Why is explicit specialization of a member not allowed without specializing the class?

Question

The C++ standard states the following:

In an explicit specialization declaration for a member of a class template or a member template that appears in namespace scope, the member template and some of its enclosing class templates may remain unspecialized, except that the declaration shall not explicitly specialize a class member template if its enclosing class templates are not explicitly specialized as well. (14.7.3/16 since C++11 and 14.7.3/18 in older standards)

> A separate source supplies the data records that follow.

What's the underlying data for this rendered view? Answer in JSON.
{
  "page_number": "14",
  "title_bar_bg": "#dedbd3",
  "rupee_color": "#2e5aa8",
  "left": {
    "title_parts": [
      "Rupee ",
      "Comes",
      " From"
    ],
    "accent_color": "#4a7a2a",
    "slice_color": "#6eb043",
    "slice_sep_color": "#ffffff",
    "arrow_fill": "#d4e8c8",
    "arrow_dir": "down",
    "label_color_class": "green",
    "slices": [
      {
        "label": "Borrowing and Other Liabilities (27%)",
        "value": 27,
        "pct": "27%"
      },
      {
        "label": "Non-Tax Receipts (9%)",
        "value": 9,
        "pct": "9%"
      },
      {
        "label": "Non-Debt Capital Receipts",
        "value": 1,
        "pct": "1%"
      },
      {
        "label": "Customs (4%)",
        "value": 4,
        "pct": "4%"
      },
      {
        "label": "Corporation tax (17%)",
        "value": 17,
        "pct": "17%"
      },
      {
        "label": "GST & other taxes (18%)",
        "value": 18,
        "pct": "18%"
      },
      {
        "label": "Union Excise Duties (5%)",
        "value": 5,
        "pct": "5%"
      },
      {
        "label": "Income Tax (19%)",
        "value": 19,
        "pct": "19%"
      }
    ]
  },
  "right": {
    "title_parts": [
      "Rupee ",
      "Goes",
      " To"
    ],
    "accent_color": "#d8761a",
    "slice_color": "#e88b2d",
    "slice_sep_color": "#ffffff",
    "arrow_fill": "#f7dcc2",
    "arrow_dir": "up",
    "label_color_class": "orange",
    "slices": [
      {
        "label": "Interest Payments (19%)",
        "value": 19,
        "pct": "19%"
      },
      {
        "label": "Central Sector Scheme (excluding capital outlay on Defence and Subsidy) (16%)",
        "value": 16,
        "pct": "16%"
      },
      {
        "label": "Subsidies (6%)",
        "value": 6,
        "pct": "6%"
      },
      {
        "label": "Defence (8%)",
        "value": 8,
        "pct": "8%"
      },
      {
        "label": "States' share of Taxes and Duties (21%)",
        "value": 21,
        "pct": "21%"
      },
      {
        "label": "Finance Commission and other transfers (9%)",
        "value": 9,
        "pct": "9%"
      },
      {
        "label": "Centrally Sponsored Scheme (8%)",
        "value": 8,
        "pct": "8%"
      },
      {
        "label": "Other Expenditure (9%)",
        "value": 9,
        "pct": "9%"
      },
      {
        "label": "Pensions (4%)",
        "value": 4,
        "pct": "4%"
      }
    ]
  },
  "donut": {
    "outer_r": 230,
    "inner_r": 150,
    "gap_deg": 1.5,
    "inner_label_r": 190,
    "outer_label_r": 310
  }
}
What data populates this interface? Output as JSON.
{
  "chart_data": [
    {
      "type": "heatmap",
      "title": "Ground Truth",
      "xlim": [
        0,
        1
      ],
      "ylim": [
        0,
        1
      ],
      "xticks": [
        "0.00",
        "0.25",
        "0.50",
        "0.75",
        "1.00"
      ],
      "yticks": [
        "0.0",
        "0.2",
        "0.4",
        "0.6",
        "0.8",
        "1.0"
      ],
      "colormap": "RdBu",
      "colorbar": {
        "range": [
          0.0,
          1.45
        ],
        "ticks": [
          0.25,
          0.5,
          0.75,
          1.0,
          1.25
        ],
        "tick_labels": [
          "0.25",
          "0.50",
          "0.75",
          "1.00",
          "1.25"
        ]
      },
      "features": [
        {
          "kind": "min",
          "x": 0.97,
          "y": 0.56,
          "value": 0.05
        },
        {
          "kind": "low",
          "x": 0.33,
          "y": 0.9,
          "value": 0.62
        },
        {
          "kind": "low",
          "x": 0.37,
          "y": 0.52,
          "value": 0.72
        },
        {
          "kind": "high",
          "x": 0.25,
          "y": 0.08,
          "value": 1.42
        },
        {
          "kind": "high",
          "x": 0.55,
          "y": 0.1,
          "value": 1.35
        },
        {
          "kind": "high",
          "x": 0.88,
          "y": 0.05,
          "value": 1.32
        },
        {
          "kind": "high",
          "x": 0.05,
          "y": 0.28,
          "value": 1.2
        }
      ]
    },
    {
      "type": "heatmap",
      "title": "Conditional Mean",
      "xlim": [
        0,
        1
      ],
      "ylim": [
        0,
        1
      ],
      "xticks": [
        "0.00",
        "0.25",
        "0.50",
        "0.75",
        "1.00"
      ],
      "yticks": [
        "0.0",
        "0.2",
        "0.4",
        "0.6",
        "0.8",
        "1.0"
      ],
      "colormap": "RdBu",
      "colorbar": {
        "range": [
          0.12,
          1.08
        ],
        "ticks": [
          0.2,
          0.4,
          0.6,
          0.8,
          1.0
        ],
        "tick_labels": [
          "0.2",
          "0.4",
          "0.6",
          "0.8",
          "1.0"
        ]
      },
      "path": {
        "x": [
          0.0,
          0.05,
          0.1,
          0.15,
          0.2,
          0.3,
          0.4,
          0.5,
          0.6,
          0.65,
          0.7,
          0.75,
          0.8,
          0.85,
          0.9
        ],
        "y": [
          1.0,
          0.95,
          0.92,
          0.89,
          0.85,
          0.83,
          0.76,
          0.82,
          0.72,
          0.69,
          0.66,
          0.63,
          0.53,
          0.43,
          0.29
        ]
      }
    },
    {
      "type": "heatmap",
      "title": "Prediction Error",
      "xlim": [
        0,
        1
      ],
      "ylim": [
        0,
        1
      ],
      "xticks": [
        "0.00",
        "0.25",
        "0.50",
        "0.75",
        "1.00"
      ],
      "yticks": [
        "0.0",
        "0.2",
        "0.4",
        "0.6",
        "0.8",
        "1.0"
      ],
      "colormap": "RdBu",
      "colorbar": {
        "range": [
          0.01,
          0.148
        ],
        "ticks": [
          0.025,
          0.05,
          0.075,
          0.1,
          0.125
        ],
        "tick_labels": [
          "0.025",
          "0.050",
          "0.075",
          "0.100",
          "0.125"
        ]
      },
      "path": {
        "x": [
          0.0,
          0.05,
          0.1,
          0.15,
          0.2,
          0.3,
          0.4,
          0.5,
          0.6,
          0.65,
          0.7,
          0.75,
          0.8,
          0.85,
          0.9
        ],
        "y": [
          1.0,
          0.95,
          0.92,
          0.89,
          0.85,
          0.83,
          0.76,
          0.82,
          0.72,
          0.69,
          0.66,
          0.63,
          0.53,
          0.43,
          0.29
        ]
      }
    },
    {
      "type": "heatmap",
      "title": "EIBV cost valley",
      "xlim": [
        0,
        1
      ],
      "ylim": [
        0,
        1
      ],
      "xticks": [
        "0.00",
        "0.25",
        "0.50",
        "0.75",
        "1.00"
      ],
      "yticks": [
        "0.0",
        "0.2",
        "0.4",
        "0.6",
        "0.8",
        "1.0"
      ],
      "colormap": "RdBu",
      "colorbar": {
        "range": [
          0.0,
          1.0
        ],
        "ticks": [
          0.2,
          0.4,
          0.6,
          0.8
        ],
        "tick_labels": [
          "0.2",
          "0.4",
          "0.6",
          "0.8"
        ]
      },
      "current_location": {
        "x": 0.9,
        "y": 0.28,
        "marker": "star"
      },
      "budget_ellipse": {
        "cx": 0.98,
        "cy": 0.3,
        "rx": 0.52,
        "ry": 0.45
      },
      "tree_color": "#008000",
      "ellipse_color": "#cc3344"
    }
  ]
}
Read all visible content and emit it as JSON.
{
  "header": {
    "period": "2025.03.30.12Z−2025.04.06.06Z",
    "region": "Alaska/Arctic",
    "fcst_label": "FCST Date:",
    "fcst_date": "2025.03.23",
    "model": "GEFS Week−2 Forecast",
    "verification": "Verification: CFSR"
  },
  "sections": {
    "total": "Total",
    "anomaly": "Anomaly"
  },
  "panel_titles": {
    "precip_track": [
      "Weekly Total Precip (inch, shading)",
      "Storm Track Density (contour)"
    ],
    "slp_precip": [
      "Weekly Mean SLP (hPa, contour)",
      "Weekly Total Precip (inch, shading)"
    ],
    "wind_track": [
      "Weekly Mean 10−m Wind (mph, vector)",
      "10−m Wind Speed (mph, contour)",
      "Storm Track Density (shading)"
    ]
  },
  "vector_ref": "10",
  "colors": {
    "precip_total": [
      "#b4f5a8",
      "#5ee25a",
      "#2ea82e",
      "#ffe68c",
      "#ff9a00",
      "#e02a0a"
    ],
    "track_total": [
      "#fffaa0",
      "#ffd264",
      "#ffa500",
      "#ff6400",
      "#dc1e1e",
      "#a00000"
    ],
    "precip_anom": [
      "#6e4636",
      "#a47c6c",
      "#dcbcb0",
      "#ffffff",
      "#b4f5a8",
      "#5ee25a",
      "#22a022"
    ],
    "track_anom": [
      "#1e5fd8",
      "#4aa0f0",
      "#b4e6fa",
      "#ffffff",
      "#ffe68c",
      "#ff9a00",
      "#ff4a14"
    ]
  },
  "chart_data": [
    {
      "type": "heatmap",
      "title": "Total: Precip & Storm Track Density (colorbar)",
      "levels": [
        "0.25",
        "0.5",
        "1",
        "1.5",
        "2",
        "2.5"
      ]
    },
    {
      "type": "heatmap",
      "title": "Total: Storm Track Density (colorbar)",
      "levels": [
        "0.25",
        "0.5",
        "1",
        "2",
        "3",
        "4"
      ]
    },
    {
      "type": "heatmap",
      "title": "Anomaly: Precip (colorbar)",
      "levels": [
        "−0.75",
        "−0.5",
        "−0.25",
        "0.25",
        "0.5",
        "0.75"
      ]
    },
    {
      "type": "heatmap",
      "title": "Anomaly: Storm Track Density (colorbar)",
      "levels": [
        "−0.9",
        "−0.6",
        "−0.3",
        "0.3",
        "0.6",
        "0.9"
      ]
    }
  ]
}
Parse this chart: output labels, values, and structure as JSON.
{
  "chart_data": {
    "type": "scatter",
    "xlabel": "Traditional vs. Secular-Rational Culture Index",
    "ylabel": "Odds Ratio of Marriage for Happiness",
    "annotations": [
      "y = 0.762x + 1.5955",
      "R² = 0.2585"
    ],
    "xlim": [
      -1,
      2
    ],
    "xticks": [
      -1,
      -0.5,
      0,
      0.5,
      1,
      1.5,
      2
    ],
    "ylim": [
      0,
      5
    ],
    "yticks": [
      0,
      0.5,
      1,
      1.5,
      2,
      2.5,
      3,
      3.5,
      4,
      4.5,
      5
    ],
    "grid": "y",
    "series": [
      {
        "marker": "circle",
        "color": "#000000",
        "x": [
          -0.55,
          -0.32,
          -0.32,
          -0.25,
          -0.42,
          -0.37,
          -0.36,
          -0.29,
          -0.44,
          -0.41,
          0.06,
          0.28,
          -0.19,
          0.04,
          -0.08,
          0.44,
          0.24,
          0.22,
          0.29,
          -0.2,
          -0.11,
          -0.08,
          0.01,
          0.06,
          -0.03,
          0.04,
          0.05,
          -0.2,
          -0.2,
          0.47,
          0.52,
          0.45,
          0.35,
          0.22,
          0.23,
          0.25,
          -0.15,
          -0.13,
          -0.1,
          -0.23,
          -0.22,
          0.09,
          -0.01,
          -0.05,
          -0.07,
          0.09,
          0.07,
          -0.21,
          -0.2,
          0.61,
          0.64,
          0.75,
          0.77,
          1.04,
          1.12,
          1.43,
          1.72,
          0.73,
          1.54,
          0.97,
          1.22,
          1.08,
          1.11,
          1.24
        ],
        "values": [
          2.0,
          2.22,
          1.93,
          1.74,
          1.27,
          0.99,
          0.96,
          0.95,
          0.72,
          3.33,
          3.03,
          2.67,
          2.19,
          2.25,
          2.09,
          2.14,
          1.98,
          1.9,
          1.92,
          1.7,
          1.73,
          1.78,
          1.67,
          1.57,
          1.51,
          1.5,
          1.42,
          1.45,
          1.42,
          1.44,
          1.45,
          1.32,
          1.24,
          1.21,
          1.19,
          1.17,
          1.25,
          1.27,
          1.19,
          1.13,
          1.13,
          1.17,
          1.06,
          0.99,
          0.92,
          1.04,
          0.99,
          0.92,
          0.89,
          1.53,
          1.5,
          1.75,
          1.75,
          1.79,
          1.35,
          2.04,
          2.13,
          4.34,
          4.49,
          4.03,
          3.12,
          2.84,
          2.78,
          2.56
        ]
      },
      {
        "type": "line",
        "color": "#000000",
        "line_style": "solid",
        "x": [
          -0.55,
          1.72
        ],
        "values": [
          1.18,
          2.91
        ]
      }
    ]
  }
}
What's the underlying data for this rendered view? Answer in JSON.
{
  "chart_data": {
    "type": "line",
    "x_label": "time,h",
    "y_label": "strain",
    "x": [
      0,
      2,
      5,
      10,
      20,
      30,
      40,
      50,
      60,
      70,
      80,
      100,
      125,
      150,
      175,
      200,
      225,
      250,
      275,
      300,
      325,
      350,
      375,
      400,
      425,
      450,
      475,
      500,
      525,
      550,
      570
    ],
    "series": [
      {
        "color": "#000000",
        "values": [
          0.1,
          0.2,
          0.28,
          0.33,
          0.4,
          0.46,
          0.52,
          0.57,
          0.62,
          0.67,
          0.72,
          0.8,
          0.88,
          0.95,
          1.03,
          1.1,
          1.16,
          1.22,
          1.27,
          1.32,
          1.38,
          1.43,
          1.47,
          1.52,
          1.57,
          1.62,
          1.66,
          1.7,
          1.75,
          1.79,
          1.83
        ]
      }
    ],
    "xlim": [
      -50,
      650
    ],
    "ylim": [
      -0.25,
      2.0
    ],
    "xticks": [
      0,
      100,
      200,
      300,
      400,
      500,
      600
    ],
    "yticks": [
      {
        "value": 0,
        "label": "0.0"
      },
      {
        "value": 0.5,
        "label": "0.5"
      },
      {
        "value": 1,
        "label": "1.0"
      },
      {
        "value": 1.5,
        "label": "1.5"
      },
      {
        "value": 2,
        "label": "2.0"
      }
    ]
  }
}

This means that the following is not possible:

template<typename T>
class foo {
  template<typename U>
  void bar();
};

template<typename T>
template<>
void foo<T>::bar<some_type>(){
}

There have already been multiple questions of people having problems related to this, which were answered more or less by "the standard says so". What I don't really understand is why this restriction exists.

Answer 1

Thanks to JohnB for the answer:

In the case, where there is one specialization for only the class (e.g. T=int), and another specialization for only the member (e.g. U=int), it would be impossible to decide, which specialization to use.

Another point by skyjpack:

There could be a class specialization without the member function.

Answer 2

Template function is instantiated when it is first used or when it is specialized.

When you do partial specialization you can't instantiate function, as it is still template function. So when you do specialization, compiler somehow must understand that you already had partial instantiation and match it to your instantiation, which can lead to difficulties.

People say in the comments, that it can lead to an ambiguity, but a lot of things can lead to ambiguous things. Think of overloaded functions, for example. If it is ambiguous which overloaded function to call, compiler tells you about it. Same in this case.